Here is a little test that you may run on your own to test this behavior. Simple create the following Power Query using **M**, load the result into Power Pivot and save the workbook. It basically creates a table with 1 million distinct values (0 to 999,999) and splits this column up into two. You can just copy the workbook, remove the last step “Remove Columns” and save it again to get the “original” workbook and Power Pivot model.

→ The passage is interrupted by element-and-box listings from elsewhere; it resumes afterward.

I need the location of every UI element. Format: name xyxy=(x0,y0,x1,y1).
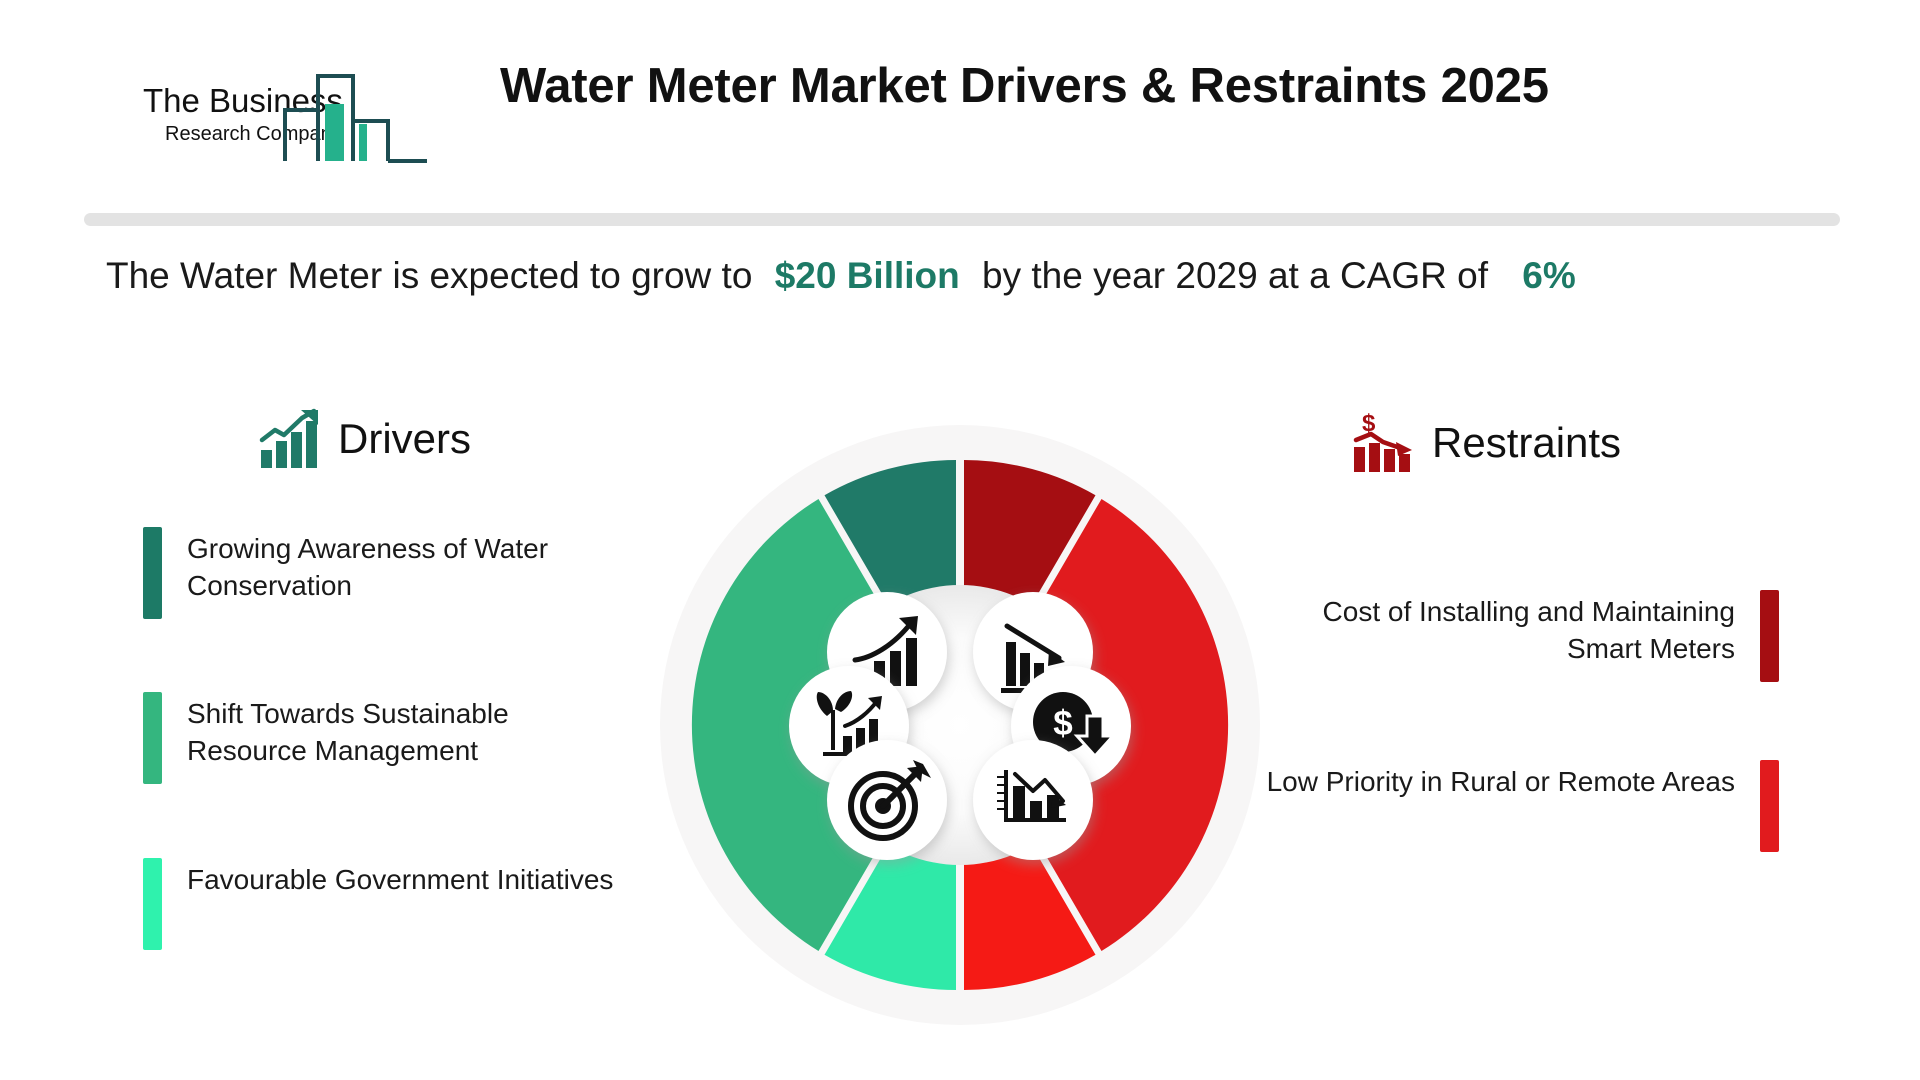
market-value: $20 Billion xyxy=(774,255,960,296)
driver-item: Growing Awareness of Water Conservation xyxy=(143,527,617,619)
driver-accent-bar xyxy=(143,858,162,950)
subtitle: The Water Meter is expected to grow to $… xyxy=(106,255,1576,297)
page-title: Water Meter Market Drivers & Restraints … xyxy=(500,59,1549,113)
restraint-segment-bottom xyxy=(964,844,1096,990)
restraint-accent-bar xyxy=(1760,760,1779,852)
driver-label: Growing Awareness of Water Conservation xyxy=(187,533,549,601)
dollar-down-arrow-icon: $ xyxy=(1033,692,1117,759)
badge-declining-line-chart xyxy=(973,740,1093,860)
target-arrow-icon xyxy=(848,760,931,841)
restraint-item: Low Priority in Rural or Remote Areas xyxy=(1255,760,1779,852)
subtitle-part1: The Water Meter is expected to grow to xyxy=(106,255,753,296)
drivers-heading: Drivers xyxy=(258,408,471,470)
growth-chart-icon xyxy=(258,408,324,470)
header-divider xyxy=(84,213,1840,226)
driver-segment-top xyxy=(824,460,956,606)
cagr-value: 6% xyxy=(1522,255,1576,296)
driver-accent-bar xyxy=(143,692,162,784)
drivers-heading-label: Drivers xyxy=(338,415,471,462)
driver-label: Shift Towards Sustainable Resource Manag… xyxy=(187,698,509,766)
restraints-heading-label: Restraints xyxy=(1432,419,1622,466)
subtitle-part2: by the year 2029 at a CAGR of xyxy=(982,255,1488,296)
company-logo: The Business Research Company xyxy=(135,58,465,166)
header: The Business Research Company Water Mete… xyxy=(0,0,1920,226)
driver-segment-middle xyxy=(691,499,883,951)
restraint-accent-bar xyxy=(1760,590,1779,682)
driver-item: Favourable Government Initiatives xyxy=(143,858,617,950)
svg-text:The Business: The Business xyxy=(143,82,343,119)
restraint-label: Low Priority in Rural or Remote Areas xyxy=(1266,766,1735,797)
driver-segment-bottom xyxy=(824,844,956,990)
svg-text:Research Company: Research Company xyxy=(165,123,342,145)
driver-item: Shift Towards Sustainable Resource Manag… xyxy=(143,692,617,784)
restraint-segment-middle xyxy=(1037,499,1229,951)
restraint-label: Cost of Installing and Maintaining Smart… xyxy=(1322,596,1735,664)
restraint-item: Cost of Installing and Maintaining Smart… xyxy=(1255,590,1779,682)
driver-accent-bar xyxy=(143,527,162,619)
svg-text:$: $ xyxy=(1053,704,1072,743)
declining-line-chart-icon xyxy=(997,770,1066,822)
declining-chart-dollar-icon: $ xyxy=(1352,412,1418,474)
restraint-segment-top xyxy=(964,460,1096,606)
restraints-heading: $ Restraints xyxy=(1352,412,1621,474)
driver-label: Favourable Government Initiatives xyxy=(187,864,614,895)
drivers-restraints-wheel: $ xyxy=(655,420,1265,1030)
svg-text:$: $ xyxy=(1362,412,1376,437)
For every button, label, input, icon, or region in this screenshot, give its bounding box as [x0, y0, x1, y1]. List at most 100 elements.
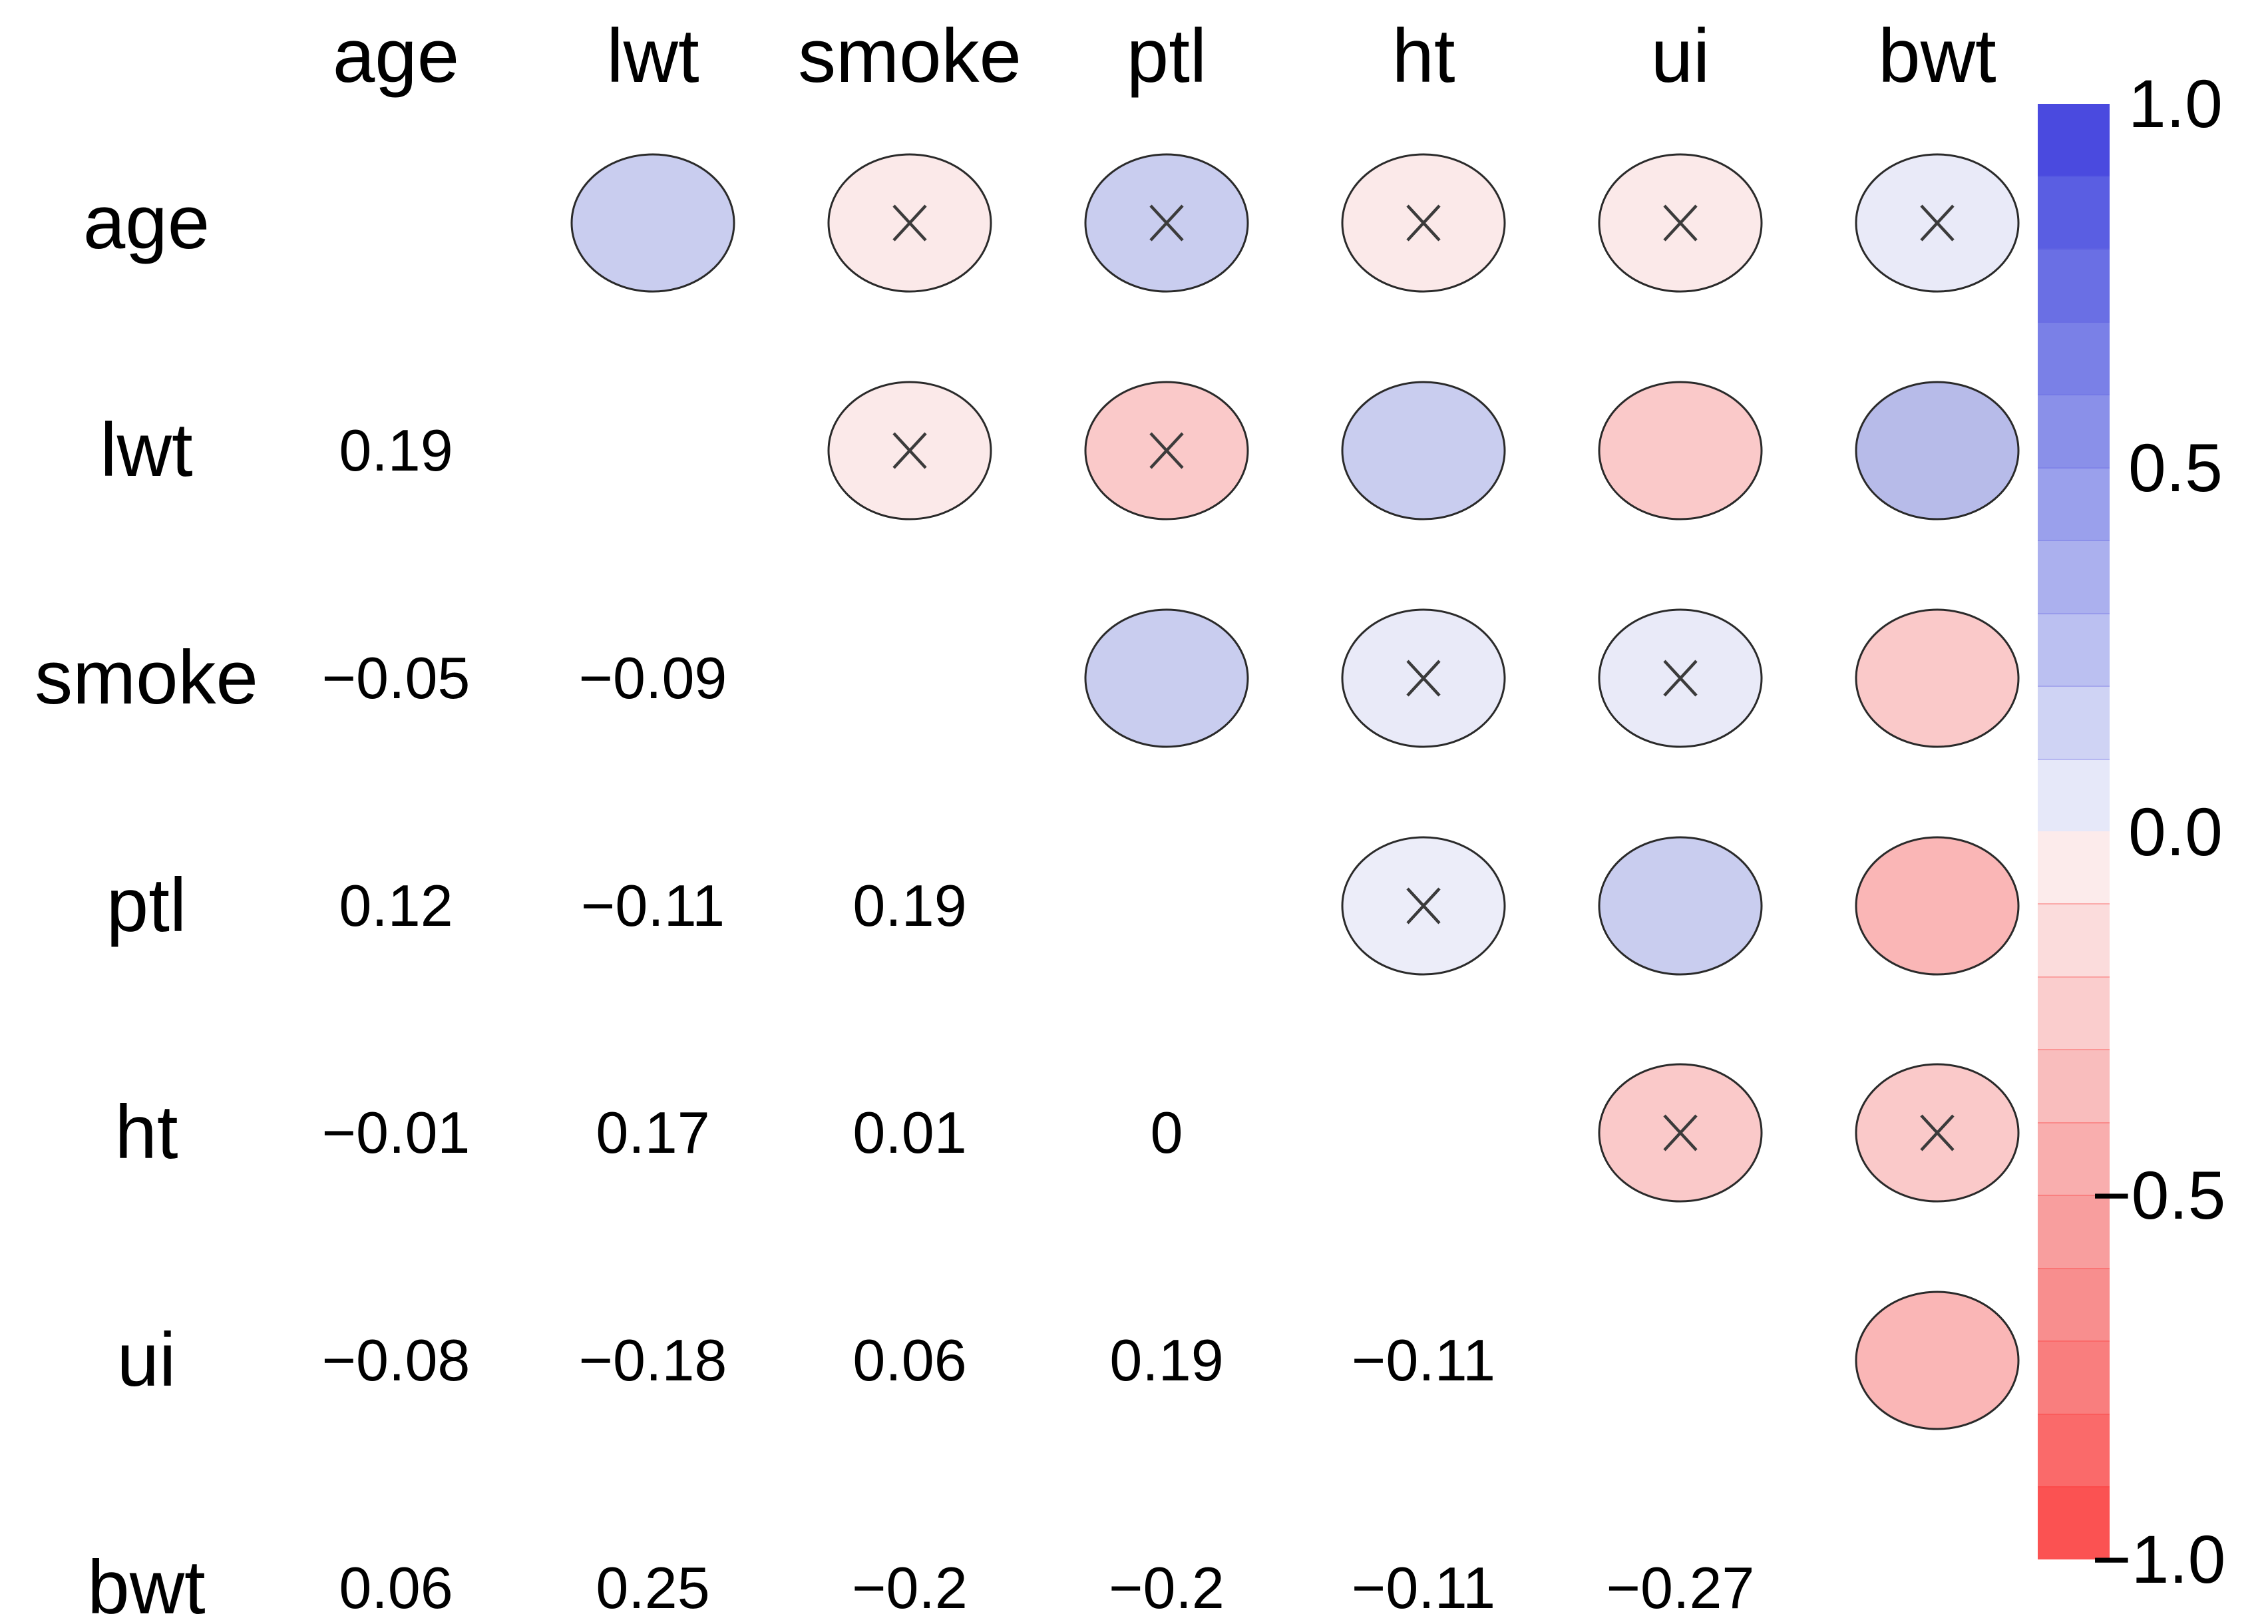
cell-lwt-ht — [1330, 371, 1517, 530]
value-ht-smoke: 0.01 — [852, 1100, 967, 1165]
value-ptl-age: 0.12 — [339, 873, 453, 938]
cell-ui-bwt — [1844, 1281, 2030, 1440]
col-header-ptl: ptl — [1126, 14, 1207, 99]
colorbar-tick-4: −1.0 — [2092, 1522, 2226, 1597]
colorbar-segment — [2038, 612, 2110, 686]
colorbar-segment — [2038, 104, 2110, 176]
x-mark-icon — [1406, 204, 1441, 242]
value-ui-ptl: 0.19 — [1109, 1327, 1224, 1393]
x-mark-icon — [1149, 204, 1184, 242]
cell-age-bwt — [1844, 143, 2030, 303]
value-ht-lwt: 0.17 — [596, 1100, 710, 1165]
colorbar-segment — [2038, 1413, 2110, 1487]
value-smoke-age: −0.05 — [321, 645, 471, 711]
value-ptl-smoke: 0.19 — [852, 873, 967, 938]
corr-ellipse-svg — [1598, 381, 1763, 520]
col-header-ht: ht — [1392, 14, 1455, 99]
corr-ellipse-svg — [1855, 1063, 2020, 1203]
value-lwt-age: 0.19 — [339, 417, 453, 483]
cell-smoke-ui — [1587, 598, 1774, 758]
x-mark-icon — [1920, 1114, 1955, 1151]
cell-age-smoke — [817, 143, 1003, 303]
x-mark-icon — [1406, 660, 1441, 697]
x-mark-icon — [1663, 1114, 1698, 1151]
colorbar-segment — [2038, 540, 2110, 613]
cell-smoke-bwt — [1844, 598, 2030, 758]
cell-lwt-smoke — [817, 371, 1003, 530]
corr-ellipse — [1855, 836, 2020, 976]
cell-lwt-ui — [1587, 371, 1774, 530]
corr-ellipse-svg — [827, 153, 992, 293]
corr-ellipse-svg — [1341, 153, 1506, 293]
cell-age-ui — [1587, 143, 1774, 303]
value-smoke-lwt: −0.09 — [578, 645, 727, 711]
value-ptl-lwt: −0.11 — [580, 873, 725, 938]
colorbar-segment — [2038, 686, 2110, 759]
corr-ellipse-svg — [1084, 153, 1249, 293]
value-bwt-ht: −0.11 — [1351, 1555, 1496, 1621]
corr-ellipse — [1341, 381, 1506, 520]
corr-ellipse — [1855, 381, 2020, 520]
row-label-bwt: bwt — [87, 1545, 206, 1624]
value-ui-smoke: 0.06 — [852, 1327, 967, 1393]
colorbar-segment — [2038, 175, 2110, 249]
colorbar-segment — [2038, 1049, 2110, 1122]
colorbar-tick-0: 1.0 — [2128, 66, 2223, 142]
x-mark-icon — [1149, 432, 1184, 469]
corr-ellipse-svg — [1855, 836, 2020, 976]
col-header-smoke: smoke — [798, 14, 1022, 99]
corr-ellipse-svg — [1855, 608, 2020, 748]
col-header-lwt: lwt — [606, 14, 699, 99]
corr-ellipse — [1084, 608, 1249, 748]
value-ht-age: −0.01 — [321, 1100, 471, 1165]
corr-ellipse-svg — [1855, 381, 2020, 520]
col-header-ui: ui — [1650, 14, 1710, 99]
colorbar-segment — [2038, 394, 2110, 467]
cell-ht-bwt — [1844, 1053, 2030, 1213]
colorbar-segment — [2038, 903, 2110, 976]
corr-ellipse-svg — [1341, 608, 1506, 748]
cell-age-lwt — [560, 143, 746, 303]
cell-ht-ui — [1587, 1053, 1774, 1213]
corr-ellipse-svg — [1855, 153, 2020, 293]
colorbar-segment — [2038, 1195, 2110, 1268]
colorbar-segment — [2038, 1121, 2110, 1195]
cell-smoke-ht — [1330, 598, 1517, 758]
corr-ellipse — [570, 153, 735, 293]
x-mark-icon — [1663, 204, 1698, 242]
corr-ellipse-svg — [1598, 1063, 1763, 1203]
corr-ellipse-svg — [1598, 836, 1763, 976]
corr-ellipse-svg — [1341, 836, 1506, 976]
corr-ellipse — [1855, 1291, 2020, 1430]
value-ui-lwt: −0.18 — [578, 1327, 727, 1393]
row-label-lwt: lwt — [100, 408, 193, 493]
value-bwt-smoke: −0.2 — [852, 1555, 968, 1621]
corr-ellipse-svg — [1598, 608, 1763, 748]
colorbar-segment — [2038, 758, 2110, 832]
corr-ellipse-svg — [827, 381, 992, 520]
x-mark-icon — [1920, 204, 1955, 242]
row-label-ht: ht — [114, 1090, 178, 1175]
corr-ellipse-svg — [1855, 1291, 2020, 1430]
corr-ellipse-svg — [1084, 608, 1249, 748]
cell-ptl-ui — [1587, 826, 1774, 986]
colorbar-segment — [2038, 1267, 2110, 1341]
x-mark-icon — [1663, 660, 1698, 697]
corr-ellipse — [1598, 381, 1763, 520]
colorbar-segment — [2038, 976, 2110, 1050]
cell-smoke-ptl — [1073, 598, 1260, 758]
corr-ellipse-svg — [1084, 381, 1249, 520]
cell-lwt-ptl — [1073, 371, 1260, 530]
value-bwt-ptl: −0.2 — [1109, 1555, 1225, 1621]
corr-ellipse-svg — [1598, 153, 1763, 293]
cell-age-ht — [1330, 143, 1517, 303]
cell-ptl-bwt — [1844, 826, 2030, 986]
colorbar-tick-1: 0.5 — [2128, 429, 2223, 506]
row-label-ptl: ptl — [106, 863, 187, 948]
row-label-age: age — [83, 180, 210, 265]
value-bwt-age: 0.06 — [339, 1555, 453, 1621]
cell-age-ptl — [1073, 143, 1260, 303]
x-mark-icon — [892, 204, 927, 242]
colorbar-segment — [2038, 1486, 2110, 1559]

List1 = List.Numbers(0, 1000000),

TableFromList = Table.FromList(List1, Splitter.SplitByNothing(), null, null, ExtraValues.Error),

RenamedColumns = Table.RenameColumns(TableFromList,{{"Column1", "Value"}}),

ChangedType1 = Table.TransformColumnTypes(RenamedColumns,{{"Value", type number}}),

InsertedCustom = Table.AddColumn(ChangedType1, "Value_1000", each Number.RoundDown([Value] / 1000)),

InsertedCustom1 = Table.AddColumn(InsertedCustom, "Value_1", each Number.Mod([Value], 1000)),

ChangedType = Table.TransformColumnTypes(InsertedCustom1,{{"Value_1000", type number}, {"Value_1", type number}}),

RemovedColumns = Table.RemoveColumns(ChangedType,{"Value"})

in

RemovedColumns

This is what I ended up with when you compare those two workbooks:

# distinct values | Final Size | |

single column | 1,000,000 | 14.4 MB |

two columns | 2 x 1,000 | 1.4 MB |

We also get a reduction in size of 90%! Though, this is a special scenario …

In the real world, taking my previous scenario with the Wikipedia data as an example, I ended up with a reduction to 50%, still very good though. But as you can see the reduction factor varies very much.